Dulu, perpustakaan adalah tempat yang dihormati, bahkan dianggap “surga ilmu”. Kini, suasana itu seakan berganti dengan keheningan yang sunyi dan langkah-langkah yang jarang terdengar. Fenomena ini menandakan bahwa perpustakaan mulai kehilangan daya tariknya di mata generasi muda.
Perubahan ini tentu tidak terjadi begitu saja. Ada banyak faktor yang membuat anak muda kini lebih memilih berselancar di dunia digital dibanding datang ke perpustakaan. Perkembangan teknologi informasi menjadi penyebab paling utama.
Dengan hadirnya internet dan gawai pintar, segalanya menjadi mudah diakses. Artikel, jurnal ilmiah, bahkan buku-buku klasik kini bisa dibaca secara daring.
Anak muda tidak perlu lagi menghabiskan waktu berjam-jam mencari bahan di rak buku, karena cukup mengetik kata kunci di mesin pencari, semua informasi tersedia dalam hitungan detik. Efisiensi ini membuat perpustakaan kalah cepat dan kalah praktis.
Namun, persoalannya tidak hanya soal teknologi. Gaya hidup generasi muda masa kini juga turut memengaruhi. Anak muda sekarang hidup di era serba cepat, di mana segala hal harus instan dan dinamis.

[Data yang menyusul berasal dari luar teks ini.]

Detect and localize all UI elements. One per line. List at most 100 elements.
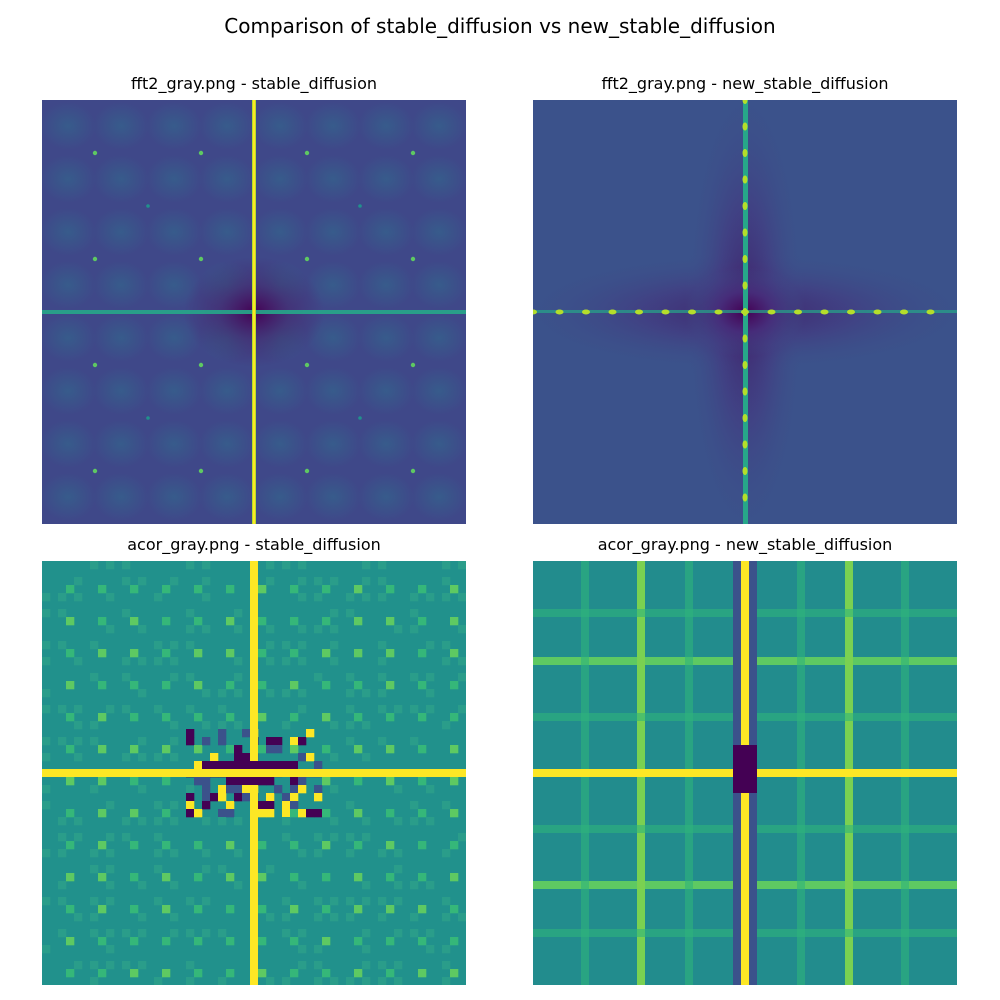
heatmap-cell (202, 929, 211, 938)
heatmap-cell (170, 913, 179, 922)
heatmap-cell (450, 745, 459, 754)
heatmap-cell (42, 849, 51, 858)
heatmap-cell (378, 897, 387, 906)
heatmap-peak (742, 175, 748, 184)
heatmap-cell (314, 945, 323, 954)
heatmap-cell (186, 961, 195, 970)
heatmap-cell (154, 593, 163, 602)
heatmap-cell (258, 809, 267, 818)
heatmap-cell (266, 865, 275, 874)
heatmap-cell (330, 753, 339, 762)
heatmap-cell (42, 945, 51, 954)
heatmap-cell (234, 881, 243, 890)
heatmap-cell (154, 833, 163, 842)
heatmap-cell (330, 977, 339, 985)
heatmap-peak (198, 468, 204, 474)
heatmap-peak (410, 256, 416, 262)
heatmap-cell (202, 777, 211, 786)
heatmap-cell (202, 793, 211, 802)
heatmap-cell (130, 969, 139, 978)
heatmap-cell (282, 561, 291, 570)
panel-title: acor_gray.png - stable_diffusion (127, 535, 381, 554)
heatmap-cell (130, 617, 139, 626)
heatmap-cell (458, 705, 466, 714)
heatmap-cell (394, 897, 403, 906)
heatmap-cell (418, 585, 427, 594)
heatmap-blob (358, 102, 414, 150)
heatmap-cell (346, 977, 355, 985)
heatmap-cell (282, 833, 291, 842)
heatmap-cell (162, 681, 171, 690)
heatmap-blob (93, 473, 149, 521)
heatmap-peak (533, 309, 537, 315)
heatmap-cell (378, 593, 387, 602)
heatmap-cell (170, 801, 179, 810)
heatmap-cell (378, 657, 387, 666)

Mereka cenderung mencari tempat yang tidak hanya berfungsi sebagai sumber pengetahuan, tetapi juga ruang sosial dan ekspresi diri. Sementara itu, sebagian besar perpustakaan masih mempertahankan citra lama: tenang, formal, dan penuh aturan.
Baca juga: Zohran Mamdani Terpilih Jadi Wali Kota New York, Jadi Walkot Muslim Pertama di Kota Terbesar di AS
Larangan berbicara, dilarang makan, bahkan dilarang membawa ponsel masih sering ditemukan. Akibatnya, perpustakaan terasa kaku dan tidak ramah bagi generasi yang tumbuh di tengah budaya digital yang serba terbuka.
Di sisi lain, media sosial juga berperan besar dalam mengubah cara anak muda berinteraksi dengan pengetahuan. Kini, banyak informasi disajikan dalam bentuk singkat dan menarik, video satu menit, infografik, atau kutipan ringkas.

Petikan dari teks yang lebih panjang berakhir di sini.